I taught twice. In the first instance, as a graduate student,
I taught a course that I had taken the year before. The
second time I lectured on the work that I was doing full
time. Teaching was never a huge work load.

No, teaching is not work. Digging ditches in the New Jersey
swamps during the summer for $ 0.50 per hour is work.
Everything else is play.

Is there any reason that the study or teaching of the Law
is more difficult than Chemical Engineering or Computer
Programming? It is not a sacred vocation.

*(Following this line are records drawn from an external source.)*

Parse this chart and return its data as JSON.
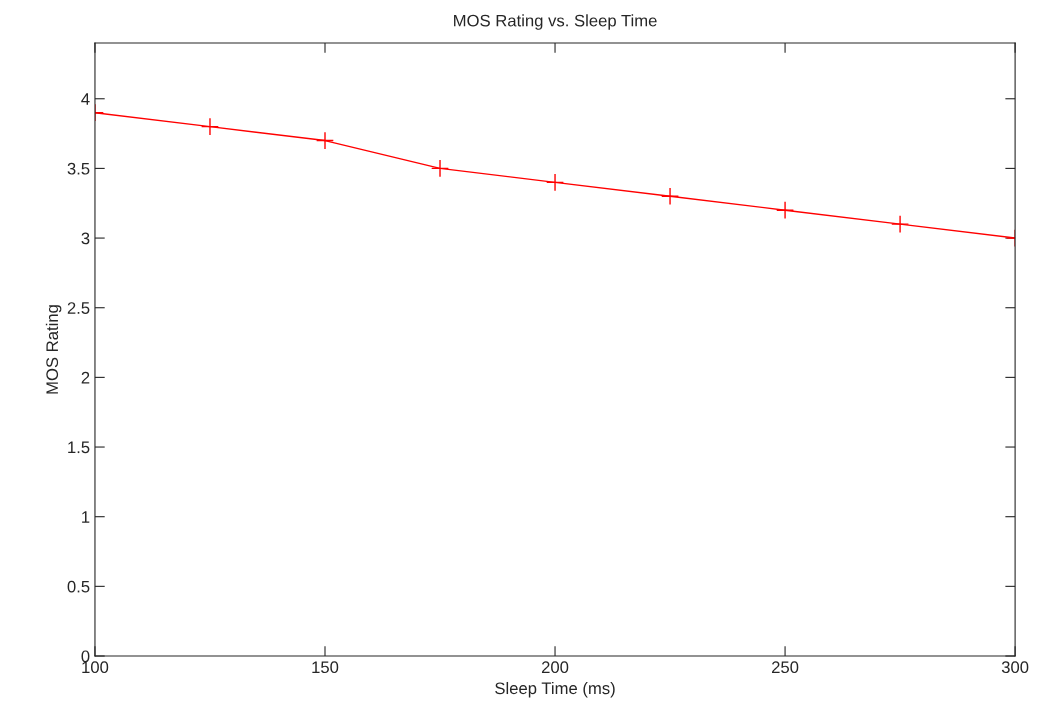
{
  "chart_data": {
    "type": "line",
    "title": "MOS Rating vs. Sleep Time",
    "xlabel": "Sleep Time (ms)",
    "ylabel": "MOS Rating",
    "x": [
      100,
      125,
      150,
      175,
      200,
      225,
      250,
      275,
      300
    ],
    "series": [
      {
        "color": "#ff0000",
        "values": [
          3.9,
          3.8,
          3.7,
          3.5,
          3.4,
          3.3,
          3.2,
          3.1,
          3.0
        ]
      }
    ],
    "xlim": [
      100,
      300
    ],
    "xticks": [
      100,
      150,
      200,
      250,
      300
    ],
    "ylim": [
      0,
      4.4
    ],
    "yticks": [
      0,
      0.5,
      1,
      1.5,
      2,
      2.5,
      3,
      3.5,
      4
    ],
    "marker": "cross",
    "line_style": "solid",
    "grid": false
  }
}
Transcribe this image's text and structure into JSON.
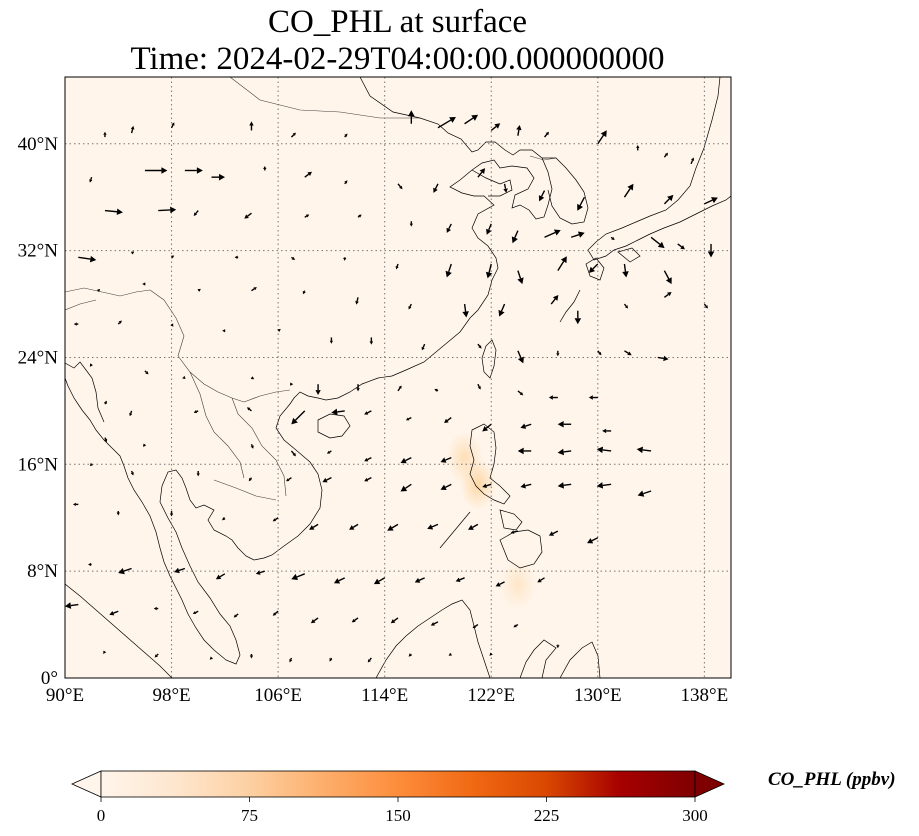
{
  "title": {
    "line1": "CO_PHL at surface",
    "line2": "Time: 2024-02-29T04:00:00.000000000"
  },
  "map": {
    "projection": "PlateCarree",
    "lon_range": [
      90,
      140
    ],
    "lat_range": [
      0,
      45
    ],
    "gridlines": "dotted",
    "background_color": "#fff5eb",
    "coastline_color": "#000000",
    "lon_ticks": [
      {
        "value": 90,
        "label": "90°E"
      },
      {
        "value": 98,
        "label": "98°E"
      },
      {
        "value": 106,
        "label": "106°E"
      },
      {
        "value": 114,
        "label": "114°E"
      },
      {
        "value": 122,
        "label": "122°E"
      },
      {
        "value": 130,
        "label": "130°E"
      },
      {
        "value": 138,
        "label": "138°E"
      }
    ],
    "lat_ticks": [
      {
        "value": 0,
        "label": "0°"
      },
      {
        "value": 8,
        "label": "8°N"
      },
      {
        "value": 16,
        "label": "16°N"
      },
      {
        "value": 24,
        "label": "24°N"
      },
      {
        "value": 32,
        "label": "32°N"
      },
      {
        "value": 40,
        "label": "40°N"
      }
    ],
    "concentration_spots": [
      {
        "lon": 120.0,
        "lat": 16.5,
        "value": 30
      },
      {
        "lon": 121.0,
        "lat": 14.5,
        "value": 40
      },
      {
        "lon": 124.0,
        "lat": 7.0,
        "value": 20
      }
    ],
    "wind_vectors": [
      [
        93,
        40.5,
        0,
        0.6
      ],
      [
        95,
        40.8,
        0.2,
        0.8
      ],
      [
        98,
        41.2,
        0.3,
        0.6
      ],
      [
        104,
        41,
        0,
        1
      ],
      [
        107,
        40.5,
        0.5,
        0.5
      ],
      [
        111,
        40.5,
        0.3,
        0.4
      ],
      [
        116,
        41.5,
        0,
        1.5
      ],
      [
        118,
        41.2,
        2,
        1.2
      ],
      [
        120,
        41.5,
        1.5,
        1
      ],
      [
        122,
        41,
        1,
        0.8
      ],
      [
        124,
        40.6,
        0.2,
        1.2
      ],
      [
        126,
        40.5,
        0.5,
        0.6
      ],
      [
        130,
        40,
        1,
        1.5
      ],
      [
        133,
        39.5,
        0,
        0.6
      ],
      [
        135,
        39,
        0.4,
        0.5
      ],
      [
        137,
        38.5,
        0.3,
        0.7
      ],
      [
        92,
        37.5,
        -0.2,
        -0.6
      ],
      [
        96,
        38,
        2.5,
        0
      ],
      [
        99,
        38,
        2,
        0
      ],
      [
        101,
        37.5,
        1.5,
        0
      ],
      [
        105,
        38,
        0,
        0.5
      ],
      [
        108,
        37.5,
        0.8,
        0.6
      ],
      [
        111,
        37,
        0.3,
        0.4
      ],
      [
        115,
        37,
        0.5,
        -0.6
      ],
      [
        118,
        37,
        -0.5,
        -1
      ],
      [
        121,
        37.5,
        0.8,
        1
      ],
      [
        123,
        37,
        0.2,
        -1
      ],
      [
        126,
        36.5,
        -0.6,
        -1.2
      ],
      [
        129,
        36,
        -0.8,
        -1.5
      ],
      [
        132,
        36,
        1,
        1.5
      ],
      [
        135,
        35.5,
        1,
        1
      ],
      [
        138,
        35.5,
        1.5,
        0.7
      ],
      [
        93,
        35,
        2,
        -0.2
      ],
      [
        97,
        35,
        2,
        0.1
      ],
      [
        100,
        35,
        -0.5,
        -0.6
      ],
      [
        104,
        34.8,
        -0.8,
        -0.6
      ],
      [
        108,
        34.5,
        0.5,
        0.3
      ],
      [
        112,
        34.5,
        0.4,
        0.3
      ],
      [
        116,
        34.2,
        0,
        -0.6
      ],
      [
        119,
        34,
        -0.5,
        -1
      ],
      [
        122,
        34,
        -0.5,
        -1.2
      ],
      [
        124,
        33.5,
        -0.6,
        -1.4
      ],
      [
        126,
        33,
        1.8,
        0.8
      ],
      [
        128,
        33,
        1.5,
        0.5
      ],
      [
        131,
        33,
        0.4,
        -0.3
      ],
      [
        134,
        33,
        1.5,
        -1.2
      ],
      [
        136,
        32.5,
        0.8,
        -0.6
      ],
      [
        138.5,
        32.5,
        0,
        -1.5
      ],
      [
        91,
        31.5,
        2,
        -0.3
      ],
      [
        95,
        31.8,
        0.3,
        0.2
      ],
      [
        98,
        31.5,
        0.3,
        0.2
      ],
      [
        103,
        31.5,
        -0.4,
        0
      ],
      [
        107,
        31.5,
        0.4,
        -0.3
      ],
      [
        111,
        31.5,
        0,
        -0.4
      ],
      [
        115,
        31,
        -0.2,
        -0.6
      ],
      [
        119,
        31,
        -0.5,
        -1.5
      ],
      [
        122,
        31,
        -0.4,
        -1.6
      ],
      [
        124,
        30.5,
        0.5,
        -1.5
      ],
      [
        127,
        30.5,
        1,
        1.6
      ],
      [
        130,
        31,
        -1,
        -1
      ],
      [
        132,
        31,
        0.2,
        -1.5
      ],
      [
        135,
        30.5,
        0.8,
        -1.5
      ],
      [
        92.5,
        29,
        0.2,
        0.2
      ],
      [
        96,
        29.5,
        -0.3,
        0
      ],
      [
        100,
        29,
        0.3,
        0.2
      ],
      [
        104,
        29,
        0.6,
        0.4
      ],
      [
        108,
        29,
        -0.2,
        -0.4
      ],
      [
        112,
        28.5,
        -0.2,
        -0.8
      ],
      [
        116,
        28,
        -0.3,
        -0.6
      ],
      [
        120,
        28,
        0.2,
        -1.5
      ],
      [
        123,
        28,
        -0.6,
        -1.4
      ],
      [
        126.5,
        28,
        0.8,
        1
      ],
      [
        128.5,
        27.5,
        0,
        -1.5
      ],
      [
        132,
        28,
        0.4,
        -0.5
      ],
      [
        135,
        28.5,
        0.8,
        0.6
      ],
      [
        138,
        28,
        0.4,
        -0.5
      ],
      [
        91,
        26.5,
        -0.5,
        0
      ],
      [
        94,
        26.5,
        0.4,
        0.4
      ],
      [
        98,
        26.5,
        0.2,
        -0.3
      ],
      [
        102,
        26,
        -0.3,
        0
      ],
      [
        106,
        26,
        0.3,
        0.2
      ],
      [
        110,
        25.5,
        0,
        -0.7
      ],
      [
        113,
        25.5,
        0,
        -0.8
      ],
      [
        117,
        25,
        -0.3,
        -0.7
      ],
      [
        121,
        25,
        0.4,
        -0.5
      ],
      [
        124,
        24.5,
        0.6,
        -1.4
      ],
      [
        127,
        24.5,
        0,
        -0.6
      ],
      [
        130,
        24.5,
        0.4,
        -0.5
      ],
      [
        132,
        24.5,
        0.8,
        -0.5
      ],
      [
        134.5,
        24,
        1.2,
        -0.2
      ],
      [
        92,
        23.5,
        -0.2,
        -0.3
      ],
      [
        96,
        23,
        0.4,
        -0.4
      ],
      [
        99,
        22.5,
        -0.3,
        -0.1
      ],
      [
        104,
        22.5,
        0.3,
        -0.2
      ],
      [
        107,
        22,
        0.2,
        0
      ],
      [
        109,
        22,
        0,
        -1.2
      ],
      [
        112,
        22,
        0,
        -0.8
      ],
      [
        115,
        21.5,
        0.4,
        0.6
      ],
      [
        118,
        21.5,
        -0.4,
        0.2
      ],
      [
        121,
        22,
        0.3,
        -0.6
      ],
      [
        124,
        21.5,
        0.6,
        -0.5
      ],
      [
        127,
        21,
        -1,
        0
      ],
      [
        130,
        21,
        -1,
        0
      ],
      [
        93,
        20.5,
        0.2,
        0.4
      ],
      [
        95,
        20,
        -0.2,
        -0.6
      ],
      [
        100,
        20,
        -0.5,
        -0.2
      ],
      [
        104,
        20,
        -0.5,
        0.4
      ],
      [
        108,
        20,
        -1.5,
        -1.5
      ],
      [
        111,
        20,
        -1.5,
        -0.2
      ],
      [
        113,
        20,
        -0.8,
        -0.4
      ],
      [
        116,
        19.5,
        -0.6,
        -0.3
      ],
      [
        119,
        19.5,
        -0.8,
        -0.6
      ],
      [
        122,
        19,
        -1,
        -0.8
      ],
      [
        125,
        19,
        -1.2,
        -0.4
      ],
      [
        128,
        19,
        -1.5,
        0
      ],
      [
        131,
        18.5,
        -1,
        0
      ],
      [
        93,
        18,
        0.2,
        -0.5
      ],
      [
        96,
        17.5,
        -0.2,
        -0.3
      ],
      [
        104,
        17.5,
        0.2,
        -0.5
      ],
      [
        107,
        17,
        0.5,
        -0.6
      ],
      [
        110,
        17,
        -0.5,
        -0.3
      ],
      [
        113,
        16.5,
        -0.8,
        -0.4
      ],
      [
        116,
        16.5,
        -1.2,
        -0.6
      ],
      [
        119,
        16.5,
        -1.2,
        -0.5
      ],
      [
        125,
        17,
        -1.5,
        0
      ],
      [
        128,
        17,
        -1.5,
        -0.2
      ],
      [
        131,
        17,
        -1.6,
        0.2
      ],
      [
        134,
        17,
        -1.6,
        0.2
      ],
      [
        92,
        16,
        -0.2,
        -0.2
      ],
      [
        95,
        15.5,
        0.2,
        -0.5
      ],
      [
        100,
        15.5,
        0,
        -0.6
      ],
      [
        104,
        15,
        -0.3,
        -0.4
      ],
      [
        107,
        15,
        -0.6,
        -0.4
      ],
      [
        110,
        15,
        -1,
        -0.5
      ],
      [
        113,
        15,
        -0.8,
        -0.4
      ],
      [
        116,
        14.5,
        -1.2,
        -0.8
      ],
      [
        119,
        14.5,
        -1.2,
        -0.6
      ],
      [
        122,
        14.5,
        -1,
        -0.3
      ],
      [
        125,
        14.5,
        -1.2,
        -0.3
      ],
      [
        128,
        14.5,
        -1.5,
        -0.2
      ],
      [
        131,
        14.5,
        -1.6,
        -0.2
      ],
      [
        134,
        14,
        -1.5,
        -0.5
      ],
      [
        91,
        13,
        -0.6,
        0
      ],
      [
        94,
        12.5,
        0,
        -0.5
      ],
      [
        98,
        12.5,
        0,
        -0.6
      ],
      [
        102,
        12,
        -0.3,
        -0.3
      ],
      [
        106,
        12,
        -0.6,
        -0.4
      ],
      [
        109,
        11.5,
        -1,
        -0.6
      ],
      [
        112,
        11.5,
        -1,
        -0.6
      ],
      [
        115,
        11.5,
        -1.2,
        -0.7
      ],
      [
        118,
        11.5,
        -1.2,
        -0.5
      ],
      [
        121,
        11.5,
        -1.1,
        -0.6
      ],
      [
        124,
        11,
        -0.8,
        -0.2
      ],
      [
        127,
        11,
        -1,
        -0.5
      ],
      [
        130,
        10.5,
        -1.2,
        -0.6
      ],
      [
        92,
        8.5,
        -0.4,
        0
      ],
      [
        95,
        8.2,
        -1.5,
        -0.5
      ],
      [
        99,
        8.2,
        -1.2,
        -0.4
      ],
      [
        102,
        7.8,
        -1,
        -0.6
      ],
      [
        105,
        8,
        -1,
        -0.3
      ],
      [
        108,
        7.8,
        -1.5,
        -0.6
      ],
      [
        111,
        7.5,
        -1.2,
        -0.6
      ],
      [
        114,
        7.5,
        -1.2,
        -0.7
      ],
      [
        117,
        7.5,
        -1.1,
        -0.5
      ],
      [
        120,
        7.5,
        -1,
        -0.4
      ],
      [
        123,
        7.2,
        -1,
        -0.5
      ],
      [
        126,
        7.5,
        -0.8,
        -0.5
      ],
      [
        91,
        5.5,
        -1.5,
        -0.2
      ],
      [
        94,
        5,
        -1,
        -0.4
      ],
      [
        97,
        5.2,
        -0.5,
        0
      ],
      [
        100,
        5,
        -0.6,
        -0.3
      ],
      [
        103,
        4.8,
        -0.5,
        -0.4
      ],
      [
        106,
        5,
        -0.6,
        -0.5
      ],
      [
        109,
        4.5,
        -0.8,
        -0.6
      ],
      [
        112,
        4.5,
        -0.7,
        -0.5
      ],
      [
        115,
        4.5,
        -0.8,
        -0.6
      ],
      [
        118,
        4.2,
        -0.8,
        -0.4
      ],
      [
        121,
        4,
        -0.6,
        -0.4
      ],
      [
        124,
        4,
        -0.5,
        -0.3
      ],
      [
        127,
        2.5,
        0,
        -0.4
      ],
      [
        93,
        2,
        -0.2,
        -0.3
      ],
      [
        97,
        1.8,
        -0.4,
        -0.4
      ],
      [
        101,
        1.5,
        -0.2,
        -0.2
      ],
      [
        104,
        1.8,
        0,
        -0.5
      ],
      [
        107,
        1.5,
        -0.2,
        -0.5
      ],
      [
        110,
        1.5,
        -0.2,
        -0.4
      ],
      [
        113,
        1.5,
        -0.4,
        -0.5
      ],
      [
        116,
        1.8,
        -0.3,
        -0.3
      ],
      [
        119,
        1.8,
        -0.3,
        -0.2
      ],
      [
        122,
        1.8,
        -0.2,
        -0.2
      ]
    ]
  },
  "colorbar": {
    "label": "CO_PHL (ppbv)",
    "min": 0,
    "max": 300,
    "extend": "both",
    "colormap": [
      "#fff5eb",
      "#fee6ce",
      "#fdd0a2",
      "#fdae6b",
      "#fd8d3c",
      "#f16913",
      "#d94801",
      "#a60000",
      "#7f0000"
    ],
    "ticks": [
      {
        "value": 0,
        "label": "0"
      },
      {
        "value": 75,
        "label": "75"
      },
      {
        "value": 150,
        "label": "150"
      },
      {
        "value": 225,
        "label": "225"
      },
      {
        "value": 300,
        "label": "300"
      }
    ]
  }
}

You do have to have very special people. Like the lawyers
in Florida and Texas that have billed those States for
billions of dollars for a few months of part time "work".
One hears of the preparations for the Year 2000 by these
pirana. The companies that have built computers or done
software will be lucky to escape with any net worth.

Doesn't the legal establishment have responsibilities that
go along with their access to riches. Don't these lawyers
have a responsibility to make all parts of the legal system
work? Its most important part certainly does not. The latest
Economist describes the scandalous state of the criminal bar
in not assuring the indigent with adequate defence. The
problem, apparently, is that the lawyers want to bill at
their full rates rather than their marginal rates.

As for Krugman, try this out;

web.mit.edu

The article that starts by discussing increasing returns
[and turns into an academic whizzing contest ] is " The Legend
of Arthur" At the end of this article there is a link to an
article on path dependence.

Qwerty is a poor foundation for the legal theory.